I’m his first serious girlfriend. He’s the best partner I’ve ever had and hopefully my last. This is why I want him to live a full life and have plenty of valuable experiences outside of our relationship. This includes experiences with other women. After all, relationships aren’t about ownership, they’re about helping your partner become the best version of themselves they can be. I didn’t mind opening our relationship up so he could have new experiences, especially considering the circumstances our relationship started in.
I met him while I was using Tinder.
About two weeks into my first experience with Tinder, things were going… OK. It was my first time using a dating app and none of my dates were horrifying (thankfully) but none of them were exceptional either. Meanwhile, I met my soon-to-be boyfriend through a mutual friend and we became great friends quickly. This friendship may have involved “benefits,” but I continued going on Tinder dates nonetheless. I even called him up after dates to tell him stories and laugh about awkward encounters. These conversations helped establish the candid trust we share with each other today.
Knowing how to navigate relationships is important—dating helps.
Needless to say, we eventually caught feelings. But something about exclusivity in our relationship didn’t sit right with me. We’d fallen in love, but I didn’t want to be his only exposure to the relationship world. He’d been on dates before, sure, but all of these connections fizzled before turning into something more. I didn’t want him to commit to a permanent relationship without having a point of reference for what meaningful connections are supposed to be like. Regardless of how badly a date goes, you tend to learn something from it. I wanted him to keep learning. That’s where Tinder came in.
We established the rules of dating on Tinder.
Let me reiterate—letting my boyfriend use Tinder wasn’t an idea he snuck into my head through grand manipulation tactics. He actually didn’t show much interest when I first brought it up; he kind of just shrugged and didn’t understand my reasoning. But he later figured “Why not?” and we hashed out the rules. First off, he had to tell me when he was going on a date and—if I felt like knowing—what happened on the date. Secondly, of course, he’d have to use protection if the date escalated to anything sexual. Lastly, I could ask him not to go on a date for whatever reason.
The Tinder profile he made needed some work.
He eventually made what we’ll call a “draft profile”. The bio was decent enough, just needed a bit of tweaking. But the old photos he planned to use had to go. I never thought I’d one day be taking photos of my boyfriend so he could use them for a dating app, but there I was, snapping away. His main photo also features my dog, who’s extremely cute and probably ups his game considerably. The rumors are true: having a dog in your Tinder photos increases the likelihood of people swiping right.

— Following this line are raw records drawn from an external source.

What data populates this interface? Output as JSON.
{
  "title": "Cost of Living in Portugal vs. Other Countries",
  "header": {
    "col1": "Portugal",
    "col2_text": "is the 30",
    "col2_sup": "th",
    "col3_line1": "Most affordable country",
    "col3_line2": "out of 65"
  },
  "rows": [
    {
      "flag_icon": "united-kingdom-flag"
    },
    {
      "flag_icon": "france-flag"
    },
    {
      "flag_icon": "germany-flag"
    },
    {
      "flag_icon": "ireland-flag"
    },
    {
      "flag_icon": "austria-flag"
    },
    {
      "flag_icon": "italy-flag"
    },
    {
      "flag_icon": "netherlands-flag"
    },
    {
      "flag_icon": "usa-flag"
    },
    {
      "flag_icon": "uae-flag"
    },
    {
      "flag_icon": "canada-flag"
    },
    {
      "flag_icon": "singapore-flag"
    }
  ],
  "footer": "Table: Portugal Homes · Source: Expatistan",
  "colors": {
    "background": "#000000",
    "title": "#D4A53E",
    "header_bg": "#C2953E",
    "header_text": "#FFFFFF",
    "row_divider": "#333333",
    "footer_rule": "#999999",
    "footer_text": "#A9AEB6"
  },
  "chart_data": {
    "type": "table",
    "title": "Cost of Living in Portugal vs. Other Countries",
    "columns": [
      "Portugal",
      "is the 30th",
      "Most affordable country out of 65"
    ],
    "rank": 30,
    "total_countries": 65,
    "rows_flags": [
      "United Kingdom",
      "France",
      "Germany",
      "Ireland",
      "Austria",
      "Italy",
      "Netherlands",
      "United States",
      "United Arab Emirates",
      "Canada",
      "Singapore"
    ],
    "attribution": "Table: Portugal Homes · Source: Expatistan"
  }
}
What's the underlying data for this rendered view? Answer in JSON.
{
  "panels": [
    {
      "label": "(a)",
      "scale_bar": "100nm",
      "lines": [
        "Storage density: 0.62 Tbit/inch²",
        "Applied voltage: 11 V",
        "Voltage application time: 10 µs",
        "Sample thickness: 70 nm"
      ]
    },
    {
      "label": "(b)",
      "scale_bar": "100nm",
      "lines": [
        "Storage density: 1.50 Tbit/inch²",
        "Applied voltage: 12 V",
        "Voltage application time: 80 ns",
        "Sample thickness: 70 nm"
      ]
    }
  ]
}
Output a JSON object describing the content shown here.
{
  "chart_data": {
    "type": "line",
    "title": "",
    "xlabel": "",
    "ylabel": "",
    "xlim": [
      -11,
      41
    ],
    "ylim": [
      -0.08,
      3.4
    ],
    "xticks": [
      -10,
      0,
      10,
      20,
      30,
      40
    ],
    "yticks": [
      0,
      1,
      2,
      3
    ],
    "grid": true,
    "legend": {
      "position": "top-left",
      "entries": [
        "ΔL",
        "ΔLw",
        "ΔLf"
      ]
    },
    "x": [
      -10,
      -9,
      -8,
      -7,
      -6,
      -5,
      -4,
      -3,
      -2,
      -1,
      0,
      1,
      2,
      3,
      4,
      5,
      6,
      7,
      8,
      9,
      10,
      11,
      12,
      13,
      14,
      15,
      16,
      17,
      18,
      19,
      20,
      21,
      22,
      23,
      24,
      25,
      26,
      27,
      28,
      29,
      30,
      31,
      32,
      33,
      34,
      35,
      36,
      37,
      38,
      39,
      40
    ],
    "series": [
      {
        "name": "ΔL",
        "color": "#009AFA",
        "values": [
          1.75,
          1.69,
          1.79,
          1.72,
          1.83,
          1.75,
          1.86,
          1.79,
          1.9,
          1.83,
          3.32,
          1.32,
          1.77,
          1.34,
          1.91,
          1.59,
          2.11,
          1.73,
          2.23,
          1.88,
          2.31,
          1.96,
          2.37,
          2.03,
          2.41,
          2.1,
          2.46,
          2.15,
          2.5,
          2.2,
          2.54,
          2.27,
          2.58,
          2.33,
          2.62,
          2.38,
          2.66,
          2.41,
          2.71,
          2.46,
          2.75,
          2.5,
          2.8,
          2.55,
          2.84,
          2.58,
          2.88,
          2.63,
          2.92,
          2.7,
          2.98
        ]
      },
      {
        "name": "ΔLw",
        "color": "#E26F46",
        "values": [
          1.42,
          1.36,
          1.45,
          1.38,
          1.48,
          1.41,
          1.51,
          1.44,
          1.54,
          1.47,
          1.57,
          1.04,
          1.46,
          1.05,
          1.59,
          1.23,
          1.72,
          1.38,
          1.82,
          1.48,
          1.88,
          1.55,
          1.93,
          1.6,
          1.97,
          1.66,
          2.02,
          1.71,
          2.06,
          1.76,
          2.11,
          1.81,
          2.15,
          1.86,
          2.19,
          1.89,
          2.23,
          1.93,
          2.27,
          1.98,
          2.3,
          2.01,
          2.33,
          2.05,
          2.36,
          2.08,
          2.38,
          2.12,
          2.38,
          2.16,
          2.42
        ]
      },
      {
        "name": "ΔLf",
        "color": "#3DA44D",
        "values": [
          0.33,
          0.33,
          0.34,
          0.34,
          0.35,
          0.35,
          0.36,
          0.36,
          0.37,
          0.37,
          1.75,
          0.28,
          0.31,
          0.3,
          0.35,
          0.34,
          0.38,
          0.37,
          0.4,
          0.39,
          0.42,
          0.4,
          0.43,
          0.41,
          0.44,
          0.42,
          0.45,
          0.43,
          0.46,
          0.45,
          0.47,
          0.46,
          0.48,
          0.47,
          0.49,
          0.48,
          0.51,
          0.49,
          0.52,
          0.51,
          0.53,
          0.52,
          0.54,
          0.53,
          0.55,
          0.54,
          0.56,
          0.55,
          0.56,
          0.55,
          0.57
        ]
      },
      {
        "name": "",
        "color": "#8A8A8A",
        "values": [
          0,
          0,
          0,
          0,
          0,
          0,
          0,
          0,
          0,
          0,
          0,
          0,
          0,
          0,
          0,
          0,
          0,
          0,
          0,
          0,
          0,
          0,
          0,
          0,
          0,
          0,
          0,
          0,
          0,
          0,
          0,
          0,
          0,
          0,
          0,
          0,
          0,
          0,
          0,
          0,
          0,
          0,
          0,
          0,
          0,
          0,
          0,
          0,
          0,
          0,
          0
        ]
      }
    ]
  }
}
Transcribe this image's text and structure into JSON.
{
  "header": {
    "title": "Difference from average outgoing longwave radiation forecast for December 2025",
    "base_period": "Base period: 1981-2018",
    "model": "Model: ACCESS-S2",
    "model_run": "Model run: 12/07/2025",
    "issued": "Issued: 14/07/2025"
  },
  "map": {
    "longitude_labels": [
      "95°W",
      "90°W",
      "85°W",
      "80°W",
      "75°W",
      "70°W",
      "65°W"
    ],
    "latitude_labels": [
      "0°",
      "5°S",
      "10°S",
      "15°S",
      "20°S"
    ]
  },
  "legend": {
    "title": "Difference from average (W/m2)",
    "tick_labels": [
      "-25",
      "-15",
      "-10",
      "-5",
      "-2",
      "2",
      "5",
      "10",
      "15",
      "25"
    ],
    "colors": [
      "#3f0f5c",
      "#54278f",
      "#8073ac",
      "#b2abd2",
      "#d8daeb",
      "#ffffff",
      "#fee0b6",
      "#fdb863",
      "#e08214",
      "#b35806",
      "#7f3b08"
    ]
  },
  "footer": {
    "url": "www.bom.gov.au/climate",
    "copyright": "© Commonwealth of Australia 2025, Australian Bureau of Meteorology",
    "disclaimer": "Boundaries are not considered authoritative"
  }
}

He tells me about his dates.
Yes, he’s been on several dates while we’re together. I even swipe for him every once in a while. And yes, we talk about the dates afterward. The conversations remind me of when I talk to my regular friends about their dates: the laughing and the “oooh”-ing and the high-fiving. Whenever I talk to him, I’m talking to my best friend—that extends to these conversations too. I also give him advice, but it seems he knows how to manage by now.
I can’t be jealous when I feel secure.
Don’t get me wrong, it’s not like jealousy is a foreign concept to me. I’ve endured hints of jealousy here and there, but they dissipate after about five minutes because I’m secure in my relationship. I think we have something special that can’t be negated by a few casual encounters—that’s been proven to me again and again. Most importantly, I’m secure in myself. Even if he somehow found somebody he wanted more than me, I know I’d be OK because I don’t put my notions of self-worth in others’ hands.
It confirms the strength of our connection.
There’s a pattern to the conversations we have after his dates. His tales always end something like this: “She was cool and all, but I didn’t really get the feeling I have when I’m with you.” This might sound like fluffy BS to some, but I believe it because that’s exactly what I told him at the start of our friendship when I was still going on Tinder dates. Sometimes, seeing other people just makes you realize what you already have is much better.
Healthy communication is required.
Being able to talk to each other openly is the only reason this has worked out. Communicating with trust, respect, and compassion is a prerequisite to an open relationship but should be a requirement for every relationship. My boyfriend and I have managed to reach a place where we feel we only want the best for each other—no deceit, no selfishness, no pettiness. That’s why we’re comfortable with our decisions.
Still, he won’t be on Tinder forever.
There’s only so much time you can spend on Tinder without burning out and feeling that “dating-app fatigue.” Once we feel it’s been enough—which looks like it might be soon—my boyfriend will delete his account, probably for good. When that time comes, things will resume normally in the traditional sense of how relationships work. For now, he’ll still have plenty of ridiculous dating stories to tell me about on his way home.